Last week, the FCC announced a procedural decision to freeze all pending applications for new low-power or full-power television broadcast stations on channel 51. The announcement also permits any of these pending applications to be modified within the next 60 days to request assignment to a lower channel.

Any discussion of television channels is complicated by the fact that each station broadcasts on a certain assigned channel, but that typically does not relate to the “channel” you tune to on your television. What we’re talking about here is the radio frequency (RF) channel, which assigns a block of the radio spectrum. Before the digital television transition, the RF channel and the tuner channel were the same; for digital transmissions, the tuner channel can be mapped to a different RF channel. Also as part of the digital transition, UHF channels 52 through 69 were taken out of service for television broadcasts and auctioned off to wireless services such as cell phones and wireless broadband.

Last spring, the licensees of the channel 52 blocks complained to the FCC that television broadcasts assigned to channel 51 were causing interference with their transmissions.
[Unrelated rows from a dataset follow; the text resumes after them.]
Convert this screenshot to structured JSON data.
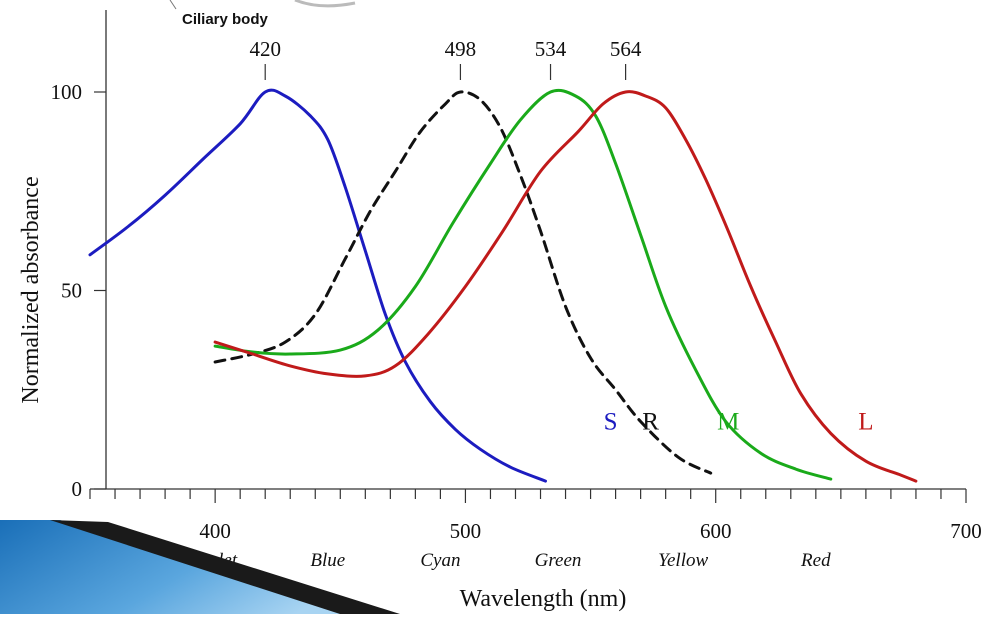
{
  "fragment_label": "Ciliary body",
  "chart_data": {
    "type": "line",
    "title": "",
    "xlabel": "Wavelength (nm)",
    "ylabel": "Normalized absorbance",
    "xlim": [
      350,
      700
    ],
    "ylim": [
      0,
      100
    ],
    "x_ticks": [
      400,
      500,
      600,
      700
    ],
    "y_ticks": [
      0,
      50,
      100
    ],
    "grid": false,
    "color_names": [
      {
        "x": 400,
        "label": "Violet"
      },
      {
        "x": 445,
        "label": "Blue"
      },
      {
        "x": 490,
        "label": "Cyan"
      },
      {
        "x": 537,
        "label": "Green"
      },
      {
        "x": 587,
        "label": "Yellow"
      },
      {
        "x": 640,
        "label": "Red"
      }
    ],
    "peaks": [
      {
        "x": 420,
        "label": "420"
      },
      {
        "x": 498,
        "label": "498"
      },
      {
        "x": 534,
        "label": "534"
      },
      {
        "x": 564,
        "label": "564"
      }
    ],
    "series": [
      {
        "name": "S",
        "color": "#1c1cc0",
        "dash": false,
        "label_pos": [
          558,
          17
        ],
        "points": [
          [
            350,
            59
          ],
          [
            365,
            66
          ],
          [
            380,
            74
          ],
          [
            395,
            83
          ],
          [
            410,
            92
          ],
          [
            420,
            100
          ],
          [
            428,
            99
          ],
          [
            438,
            94
          ],
          [
            445,
            88
          ],
          [
            452,
            76
          ],
          [
            460,
            60
          ],
          [
            468,
            44
          ],
          [
            476,
            32
          ],
          [
            486,
            22
          ],
          [
            496,
            15
          ],
          [
            506,
            10
          ],
          [
            518,
            5.5
          ],
          [
            532,
            2
          ]
        ]
      },
      {
        "name": "R",
        "color": "#111111",
        "dash": true,
        "label_pos": [
          574,
          17
        ],
        "points": [
          [
            400,
            32
          ],
          [
            415,
            34
          ],
          [
            428,
            37
          ],
          [
            440,
            44
          ],
          [
            452,
            58
          ],
          [
            462,
            70
          ],
          [
            472,
            80
          ],
          [
            482,
            90
          ],
          [
            492,
            97
          ],
          [
            498,
            100
          ],
          [
            506,
            98
          ],
          [
            514,
            91
          ],
          [
            522,
            79
          ],
          [
            530,
            65
          ],
          [
            540,
            46
          ],
          [
            550,
            33
          ],
          [
            560,
            25
          ],
          [
            570,
            17
          ],
          [
            585,
            8
          ],
          [
            598,
            4
          ]
        ]
      },
      {
        "name": "M",
        "color": "#1aaa1a",
        "dash": false,
        "label_pos": [
          605,
          17
        ],
        "points": [
          [
            400,
            36
          ],
          [
            415,
            34.5
          ],
          [
            430,
            34
          ],
          [
            450,
            35
          ],
          [
            465,
            40
          ],
          [
            480,
            51
          ],
          [
            495,
            67
          ],
          [
            510,
            82
          ],
          [
            522,
            93
          ],
          [
            534,
            100
          ],
          [
            544,
            99
          ],
          [
            552,
            94
          ],
          [
            560,
            82
          ],
          [
            570,
            64
          ],
          [
            580,
            46
          ],
          [
            592,
            30
          ],
          [
            604,
            17
          ],
          [
            618,
            9
          ],
          [
            632,
            5
          ],
          [
            646,
            2.5
          ]
        ]
      },
      {
        "name": "L",
        "color": "#c01a1a",
        "dash": false,
        "label_pos": [
          660,
          17
        ],
        "points": [
          [
            400,
            37
          ],
          [
            415,
            34
          ],
          [
            430,
            31
          ],
          [
            445,
            29
          ],
          [
            460,
            28.5
          ],
          [
            472,
            31
          ],
          [
            485,
            39
          ],
          [
            500,
            51
          ],
          [
            515,
            65
          ],
          [
            530,
            80
          ],
          [
            545,
            90
          ],
          [
            555,
            97
          ],
          [
            564,
            100
          ],
          [
            572,
            99
          ],
          [
            580,
            96
          ],
          [
            588,
            88
          ],
          [
            596,
            78
          ],
          [
            605,
            65
          ],
          [
            614,
            51
          ],
          [
            624,
            37
          ],
          [
            634,
            24
          ],
          [
            646,
            14
          ],
          [
            660,
            7
          ],
          [
            674,
            3.5
          ],
          [
            680,
            2
          ]
        ]
      }
    ]
  }
}
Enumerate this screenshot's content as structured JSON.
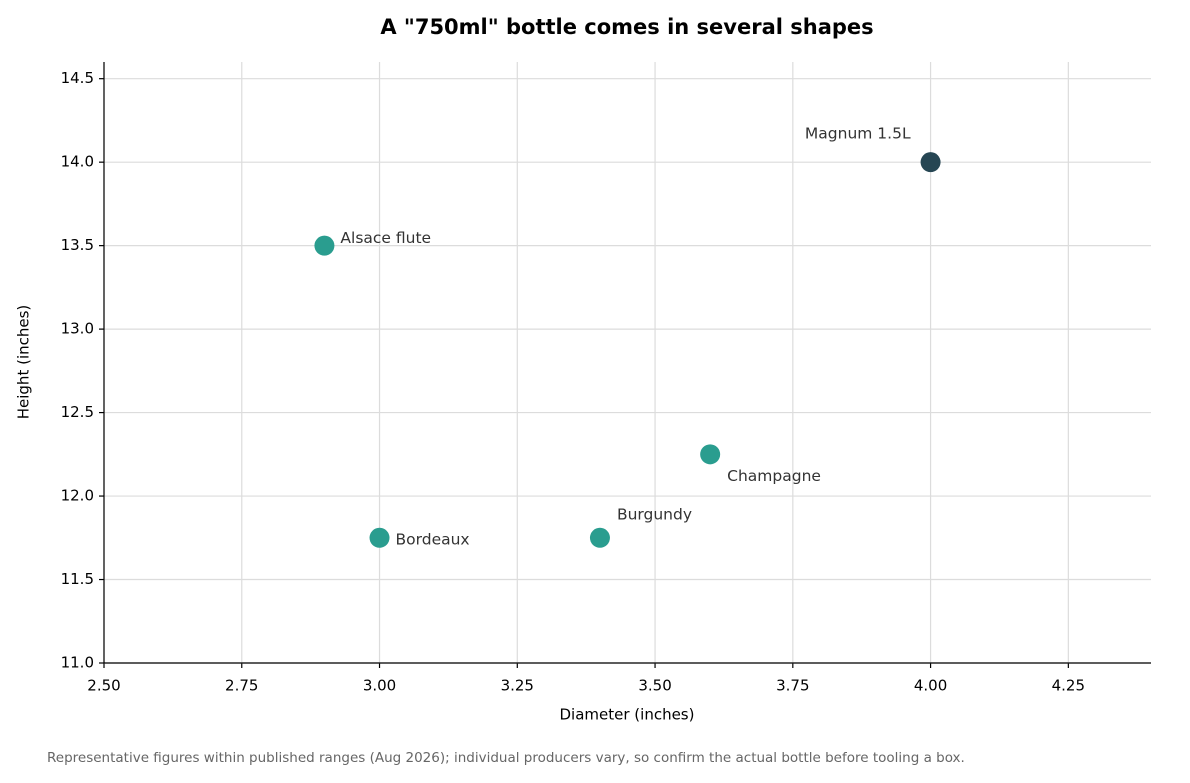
{
  "chart_data": {
    "type": "scatter",
    "title": "A \"750ml\" bottle comes in several shapes",
    "x_label": "Diameter (inches)",
    "y_label": "Height (inches)",
    "labels": [
      "Alsace flute",
      "Bordeaux",
      "Burgundy",
      "Champagne",
      "Magnum 1.5L"
    ],
    "x": [
      2.9,
      3.0,
      3.4,
      3.6,
      4.0
    ],
    "values": [
      13.5,
      11.75,
      11.75,
      12.25,
      14.0
    ],
    "colors": [
      "#2a9d8f",
      "#2a9d8f",
      "#2a9d8f",
      "#2a9d8f",
      "#264653"
    ],
    "xlim": [
      2.5,
      4.4
    ],
    "xticks": [
      {
        "value": 2.5,
        "label": "2.50"
      },
      2.75,
      {
        "value": 3.0,
        "label": "3.00"
      },
      3.25,
      {
        "value": 3.5,
        "label": "3.50"
      },
      3.75,
      {
        "value": 4.0,
        "label": "4.00"
      },
      4.25
    ],
    "ylim": [
      11,
      14.6
    ],
    "yticks": [
      {
        "value": 11,
        "label": "11.0"
      },
      11.5,
      {
        "value": 12,
        "label": "12.0"
      },
      12.5,
      {
        "value": 13,
        "label": "13.0"
      },
      13.5,
      {
        "value": 14,
        "label": "14.0"
      },
      14.5
    ],
    "grid": true,
    "footnote": "Representative figures within published ranges (Aug 2026); individual producers vary, so confirm the actual bottle before tooling a box."
  }
}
Groups including the CTIA-The Wireless Association and the Rural Cellular Association (RCA) lobbied the FCC to shut down television transmissions on channel 51, and the federal agency agreed to look into the issue.

The current freezing of new applications for channel 51 is intended to stabilize the situation while the FCC studies the matter. The decision does not force any station to shut down or move to a different channel, though they can do so if they want. In fact, some wireless service companies actually paid television broadcasters to move from channels in the 52 to 69 range in advance of the digital transition, so that the wireless services could expand into those frequencies sooner. Apparently the FCC is open to similar financial incentives being offered to existing television broadcasters in this case as well.

This news does not presage the death of broadcast television, but it does illustrate how the game has been flipped upside down. Instead of being concerned with wireless transmissions interfering with television broadcasts, it would appear that the television broadcasts are taking a back seat to wireless interests. A strong case can be made that the wireless services may make better use of the radio spectrum — which is viewed as a public resource — than television, and it is likely that TV broadcasters will be under continued pressure to move to a shrinking pool of radio frequencies as time goes on.